Alex Roichman and Adar Weidman form Checkmarx found a new attack vector on Web Applications. By exploiting the Regular Expression Denial of Service (ReDoS) vulnerability an attacker can make a Web application unavailable to its intended users. ReDoS is commonly known as a "bug" in systems, but Alex Roichman and Adar Weidman show how serious it is and how using this technique, various applications can be "ReDoSed". These include, among others, Server-side of Web applications and Client-side Browsers. The art of attacking the Web by ReDoS is by finding inputs which cannot be matched by Regexes and on these Regexes a Regex-based Web systems get stuck.

For further reading:
http://www.checkmarx.com/NewsDetails.aspx?id=23

This is actually very interesting - thanks! Slide 14: true true... that's for many here including me. It's surprising how easy vectors can be crafted to DoS common filters and detection mechanisms. A simple example:

Quote

"aaaaaaaaaaaaaaaaaaaaaaaaaaaaaa... times 2000 ... aaaaaaaaaaaaaa>

I wonder if it's even possible to fix certain types of ReDoS vulns. Depending on the expression and the data to match it seems mandatory to give the raw data a treatment with a simpler regex before hitting the "real" regex. What are your experiences with dossing back-references - necessary for detection of pattern repetition?

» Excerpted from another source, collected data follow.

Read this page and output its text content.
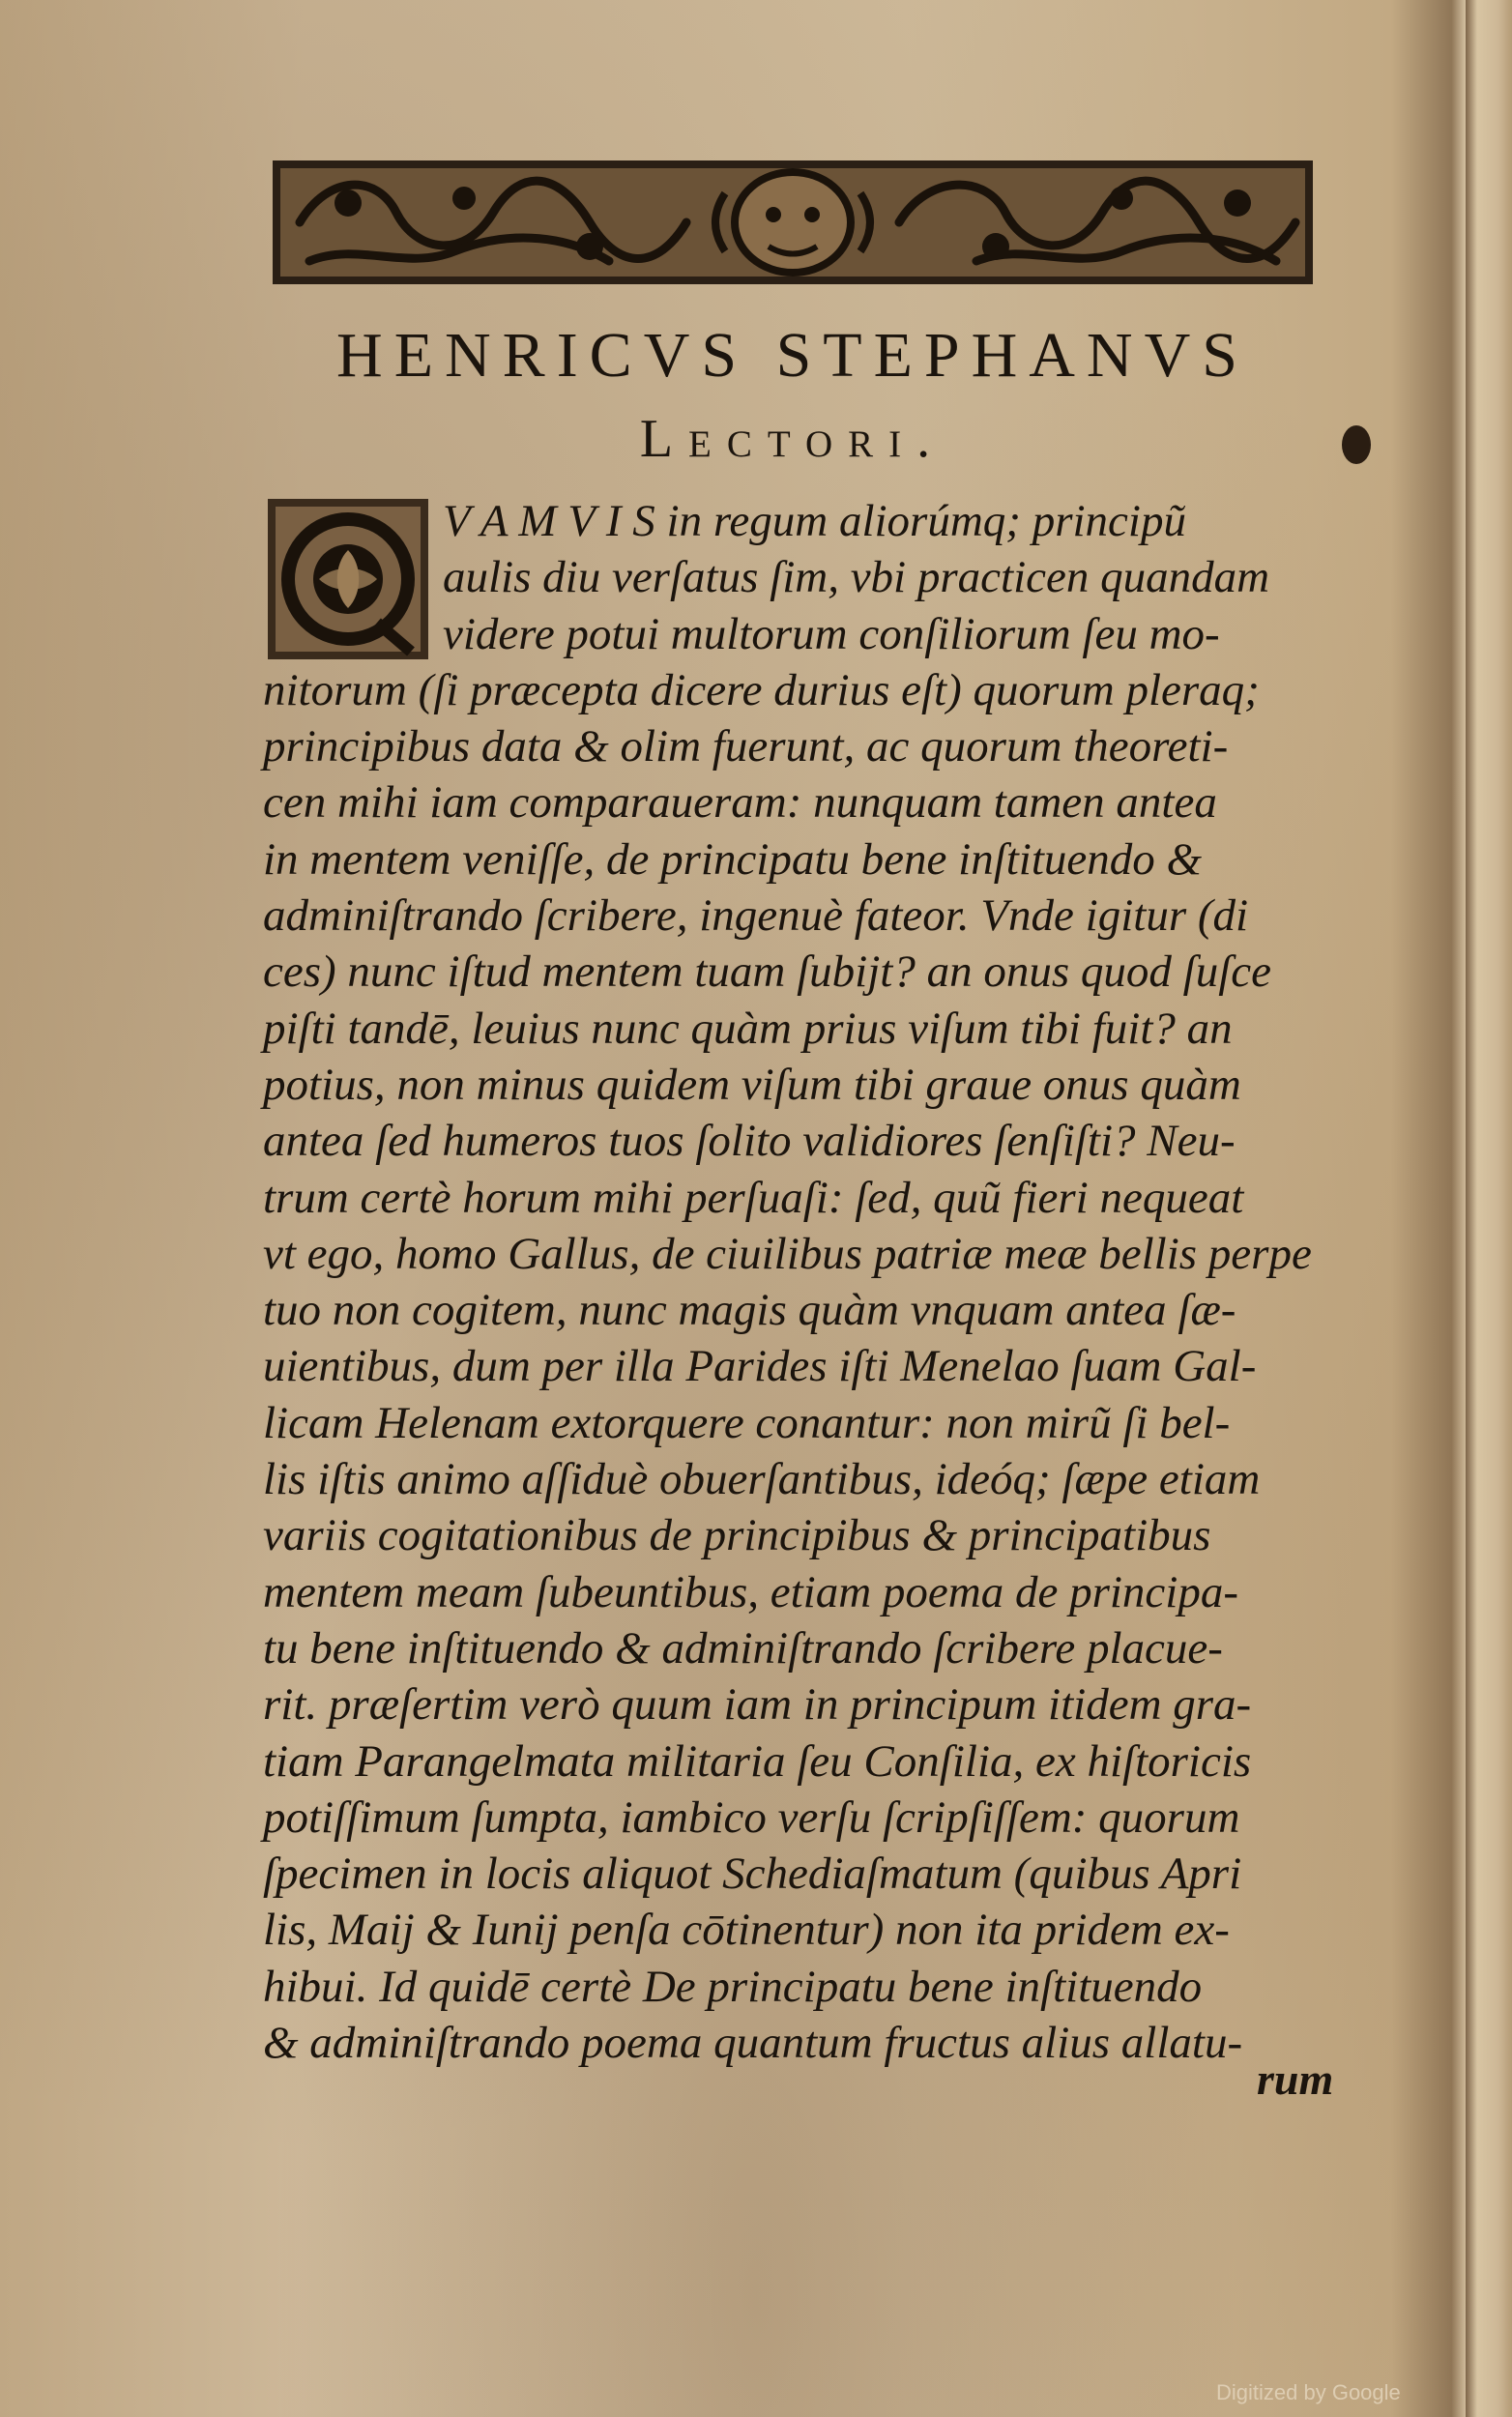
HENRICVS STEPHANVS
Lectori.
V A M V I S in regum aliorúmq; principũ
aulis diu verſatus ſim, vbi practicen quandam
videre potui multorum conſiliorum ſeu mo-
nitorum (ſi præcepta dicere durius eſt) quorum pleraq;
principibus data & olim fuerunt, ac quorum theoreti-
cen mihi iam comparaueram: nunquam tamen antea
in mentem veniſſe, de principatu bene inſtituendo &
adminiſtrando ſcribere, ingenuè fateor. Vnde igitur (di
ces) nunc iſtud mentem tuam ſubijt? an onus quod ſuſce
piſti tandē, leuius nunc quàm prius viſum tibi fuit? an
potius, non minus quidem viſum tibi graue onus quàm
antea ſed humeros tuos ſolito validiores ſenſiſti? Neu-
trum certè horum mihi perſuaſi: ſed, quũ fieri nequeat
vt ego, homo Gallus, de ciuilibus patriæ meæ bellis perpe
tuo non cogitem, nunc magis quàm vnquam antea ſæ-
uientibus, dum per illa Parides iſti Menelao ſuam Gal-
licam Helenam extorquere conantur: non mirũ ſi bel-
lis iſtis animo aſſiduè obuerſantibus, ideóq; ſæpe etiam
variis cogitationibus de principibus & principatibus
mentem meam ſubeuntibus, etiam poema de principa-
tu bene inſtituendo & adminiſtrando ſcribere placue-
rit. præſertim verò quum iam in principum itidem gra-
tiam Parangelmata militaria ſeu Conſilia, ex hiſtoricis
potiſſimum ſumpta, iambico verſu ſcripſiſſem: quorum
ſpecimen in locis aliquot Schediaſmatum (quibus Apri
lis, Maij & Iunij penſa cōtinentur) non ita pridem ex-
hibui. Id quidē certè De principatu bene inſtituendo
& adminiſtrando poema quantum fructus alius allatu-
rum
Digitized by Google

I think I will have to spend some quality time with the PHPIDS this weekend ;)



Edited 1 time(s). Last edit at 09/10/2009 02:31PM by .mario.

Of course, DoS by Regex is not a new class of vulnerabilities and I pointed out this in my presentation. What I wanted is to revisit an old attack and show how it can be easily leveraged on the Web.

I also found that programmers and in many cases even security experts are not aware of Regex threats. So I wanted to expose the Regex problem to the application security community and also to encourage development of Regex-safe methodologies and tools.